# Count the number of cyclic words in an input

Cyclic Words

Problem Statement

We can think of a cyclic word as a word written in a circle. To represent a cyclic word, we choose an arbitrary starting position and read the characters in clockwise order. So, "picture" and "turepic" are representations for the same cyclic word.

You are given a String[] words, each element of which is a representation of a cyclic word. Return the number of different cyclic words that are represented.

I have included my attempt below, and I'm not sure whether to be pleased with it or not (because I'm new to algos).

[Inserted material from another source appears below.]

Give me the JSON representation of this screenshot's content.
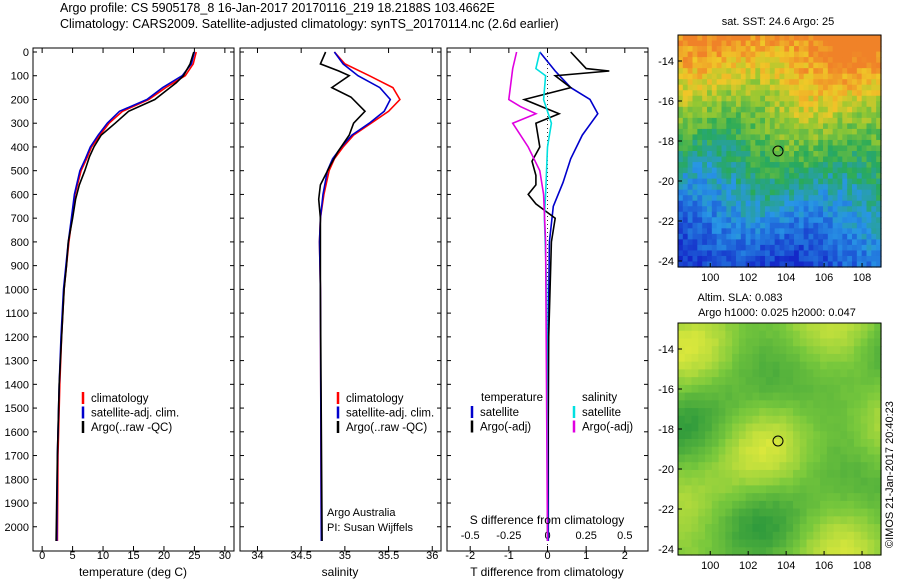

I want to solve this problem in the most efficient way, preferably in an imperative language such as Java.

I would appreciate criticism of my code in terms of both function and form.

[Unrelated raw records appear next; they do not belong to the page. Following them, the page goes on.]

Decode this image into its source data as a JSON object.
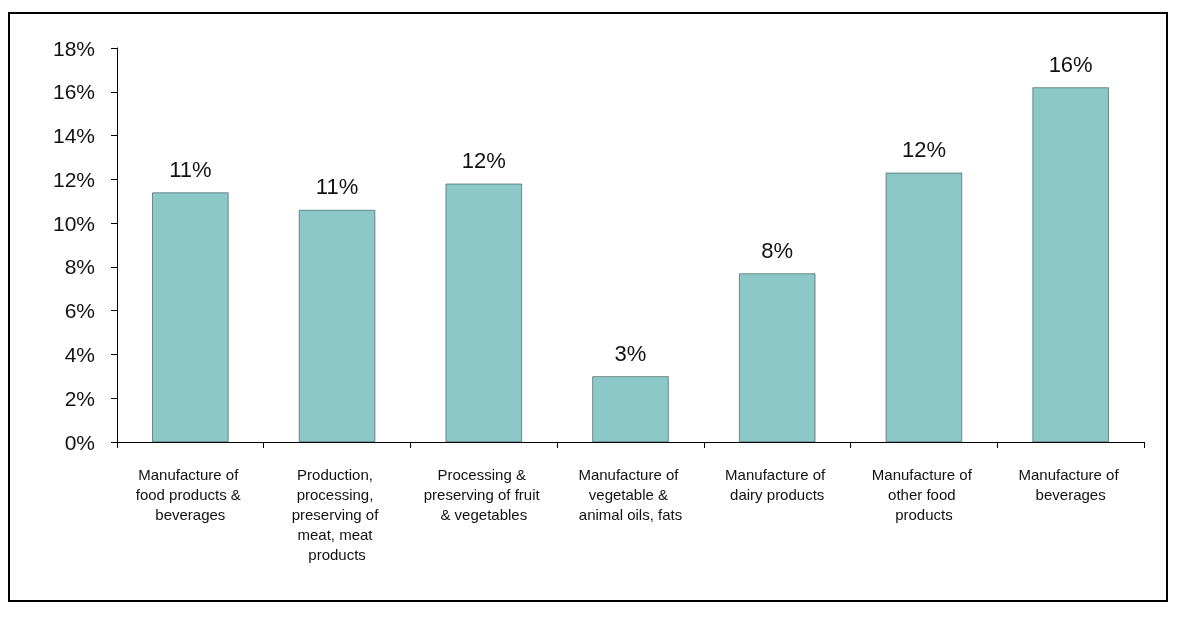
{
  "chart_data": {
    "type": "bar",
    "categories": [
      "Manufacture of food products & beverages",
      "Production, processing, preserving of meat, meat products",
      "Processing & preserving of fruit & vegetables",
      "Manufacture of vegetable & animal oils, fats",
      "Manufacture of dairy products",
      "Manufacture of other food products",
      "Manufacture of beverages"
    ],
    "values": [
      11.4,
      10.6,
      11.8,
      3.0,
      7.7,
      12.3,
      16.2
    ],
    "value_labels": [
      "11%",
      "11%",
      "12%",
      "3%",
      "8%",
      "12%",
      "16%"
    ],
    "color": "#8dc8c8",
    "ylim": [
      0,
      18
    ],
    "yticks": [
      {
        "value": 0,
        "label": "0%"
      },
      {
        "value": 2,
        "label": "2%"
      },
      {
        "value": 4,
        "label": "4%"
      },
      {
        "value": 6,
        "label": "6%"
      },
      {
        "value": 8,
        "label": "8%"
      },
      {
        "value": 10,
        "label": "10%"
      },
      {
        "value": 12,
        "label": "12%"
      },
      {
        "value": 14,
        "label": "14%"
      },
      {
        "value": 16,
        "label": "16%"
      },
      {
        "value": 18,
        "label": "18%"
      }
    ],
    "grid": false
  }
}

private static int countCyclicWords(String[] input) {
HashSet<String> hashSet = new HashSet<String>();
String permutation;
int count = 0;

for (String s : input) {
if (hashSet.contains(s)) {
continue;
} else {
count++;
for (int i = 0; i < s.length(); i++) {
permutation = s.substring(1) + s.substring(0, 1);
s = permutation;
}
}
}

return count;
}

• "efficient" depends on some requirements and/or further clarification. For readability and form, this solution will work. A simple and easy understandable solution is always better as a complex solution because of optimization. Only if you have to optimize, look at the requirements, profile and start optimizing. Otherwise, just do not care. – tb- Jan 21 '13 at 17:59

There's one trick which you can use to get a reduction in memory usage which is very worthwhile if the strings are long. String.substring returns a new String object but wrapping the same underlying char[] as the original. So your code:

        for (int i = 0; i < s.length(); i++) {
permutation = s.substring(1) + s.substring(0, 1);
s = permutation;
}


could be replaced with

        String dbl = s + s;
for (int i = 0; i < s.length(); i++) {

and will contain the same strings but only store 2 * s.length() characters rather than s.length() * s.length().
The next trick to consider using would be a CharSequence implementation which wraps the original string and an offset for the starting character.
Finally, you could consider normalising each cyclic word. Given the s.length() possible rotations, choose the lexicographically smallest and insert only that one into the set. Whether this gives an efficiency improvement will depend on the statistics of the strings, but if they're random and of a length comparable to the size of the alphabet then a naïve algorithm for finding the smallest will be essentially linear, and you gain two things: firstly, the set becomes smaller (less memory usage, faster lookups); and secondly, you can drop count because the number of cyclic words will be just the size of the set.